Step 5: Build customized dashboards

Applications Manager’s dashboards are highly customizable. With drag-and-drop widgets, you can create views that highlight the most critical Azure metrics for your operations team. Examples include:

  • A VM health dashboard showing CPU, memory, and disk usage across production servers.
  • A database performance dashboard for real-time monitoring of query throughput, slow transactions, and availability.
  • A cost and utilization dashboard to keep tabs on underutilized resources.

Dashboards provide a live, at-a-glance understanding of your Azure health, making it easier to spot issues before they escalate.

Step 6: Alerts and automation

Finally, configure alert rules and escalation chains. Alerts can be delivered via email, SMS, or integrated into ITSM tools for ticketing. Beyond notifications, you can also automate corrective actions. For example, restarting a VM or executing a custom script when thresholds are breached.
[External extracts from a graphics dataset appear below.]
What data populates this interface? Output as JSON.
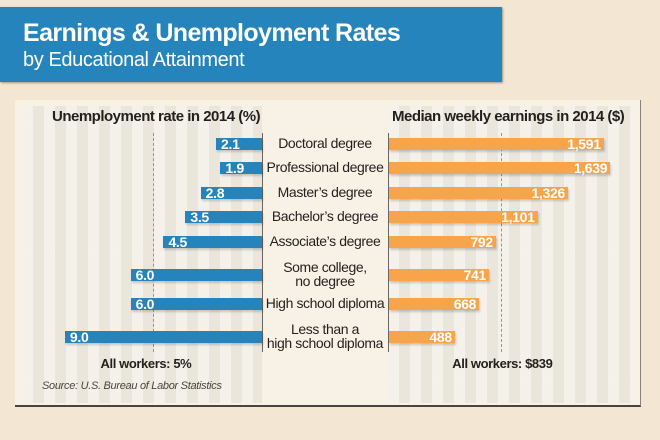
{
  "header": {
    "title": "Earnings & Unemployment Rates",
    "subtitle": "by Educational Attainment"
  },
  "colors": {
    "banner": "#2584bb",
    "unemployment_bar": "#2584bb",
    "earnings_bar": "#f7a44a",
    "background": "#f3e6d3"
  },
  "chart_data": {
    "type": "bar",
    "title": "Earnings & Unemployment Rates by Educational Attainment",
    "categories": [
      "Doctoral degree",
      "Professional degree",
      "Master's degree",
      "Bachelor's degree",
      "Associate's degree",
      "Some college, no degree",
      "High school diploma",
      "Less than a high school diploma"
    ],
    "category_lines": [
      [
        "Doctoral degree"
      ],
      [
        "Professional degree"
      ],
      [
        "Master’s degree"
      ],
      [
        "Bachelor’s degree"
      ],
      [
        "Associate’s degree"
      ],
      [
        "Some college,",
        "no degree"
      ],
      [
        "High school diploma"
      ],
      [
        "Less than a",
        "high school diploma"
      ]
    ],
    "series": [
      {
        "name": "Unemployment rate in 2014 (%)",
        "orientation": "horizontal-left",
        "values": [
          2.1,
          1.9,
          2.8,
          3.5,
          4.5,
          6.0,
          6.0,
          9.0
        ],
        "labels": [
          "2.1",
          "1.9",
          "2.8",
          "3.5",
          "4.5",
          "6.0",
          "6.0",
          "9.0"
        ],
        "reference": {
          "value": 5,
          "label": "All workers: 5%"
        },
        "xlim": [
          0,
          9
        ]
      },
      {
        "name": "Median weekly earnings in 2014 ($)",
        "orientation": "horizontal-right",
        "values": [
          1591,
          1639,
          1326,
          1101,
          792,
          741,
          668,
          488
        ],
        "labels": [
          "1,591",
          "1,639",
          "1,326",
          "1,101",
          "792",
          "741",
          "668",
          "488"
        ],
        "reference": {
          "value": 839,
          "label": "All workers: $839"
        },
        "xlim": [
          0,
          1700
        ]
      }
    ],
    "xlabel": "",
    "ylabel": "",
    "grid": false,
    "source": "Source: U.S. Bureau of Labor Statistics"
  }
}
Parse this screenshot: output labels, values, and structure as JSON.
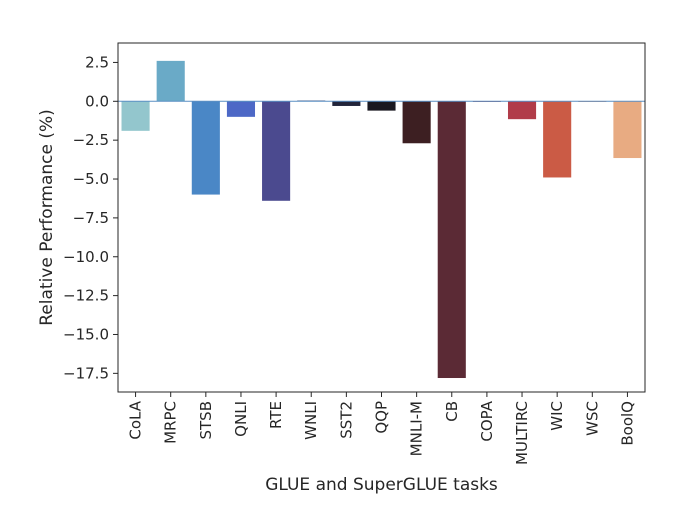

Adding a new Azure alarm in Applications Manager

Best practices to maximize Azure cloud performance

Getting Applications Manager up and running is just the first step. To unlock the value of centralized Microsoft Azure monitoring, you need a strategy that goes beyond default dashboards and alerts. Here are some practices that can help you build resilience and efficiency:

Prioritize critical workloads:

Start by focusing on Azure resources that directly impact your customers or revenue. For example, an e-commerce site’s App Service or a financial app’s SQL Database deserves tighter alert thresholds than a development VM.

Fine-tune alerts for action, not noise:

Too many false alarms desensitize teams. Define meaningful thresholds that reflect business impact, like CPU spikes that persist for more than 5 minutes or storage nearing capacity.

Optimize Applications Manager itself:

The monitoring tool is your command center; ensure it has enough resources and a tuned database to handle large Azure footprints. Regular housekeeping improves speed and reliability.

Use integrations to close the loop:

Don’t stop at detection. Connect Applications Manager with ITSM systems like ServiceDesk Plus so critical Azure alerts automatically create tickets, ensuring accountability and faster resolution.

Leverage historical data for planning:

Use reports to identify long-term usage patterns, seasonal spikes, and areas of consistent over-provisioning. This data guides capacity planning and architecture decisions.

Continuously evolve the monitoring scope:

Azure environments are never static. As new services come online and old ones retire, periodically review and update your monitoring setup to stay aligned with reality.

Following these practices ensures that centralized monitoring helps you act on it, improve efficiency, and align your cloud monitoring strategy with business goals.

Troubleshooting Tips

Even with a robust setup, you may run into blind spots and performance hiccups. Common ones include:

  • Connection errors: Recheck your Service Principal credentials and network connectivity.
  • Missing metrics: Verify the resource is supported and correctly added; re-discovery often fixes gaps.
  • Alerts not firing: Confirm thresholds, notification settings, and test the alert workflow.
  • Performance lag: Optimize the Applications Manager server and tune data collection intervals.

Summing Up

Centralized Azure monitoring isn’t just about visibility—it’s about control. With ManageEngine Applications Manager, you gain the ability to run your cloud smarter: keeping performance steady, costs optimized, and your teams one step ahead of issues.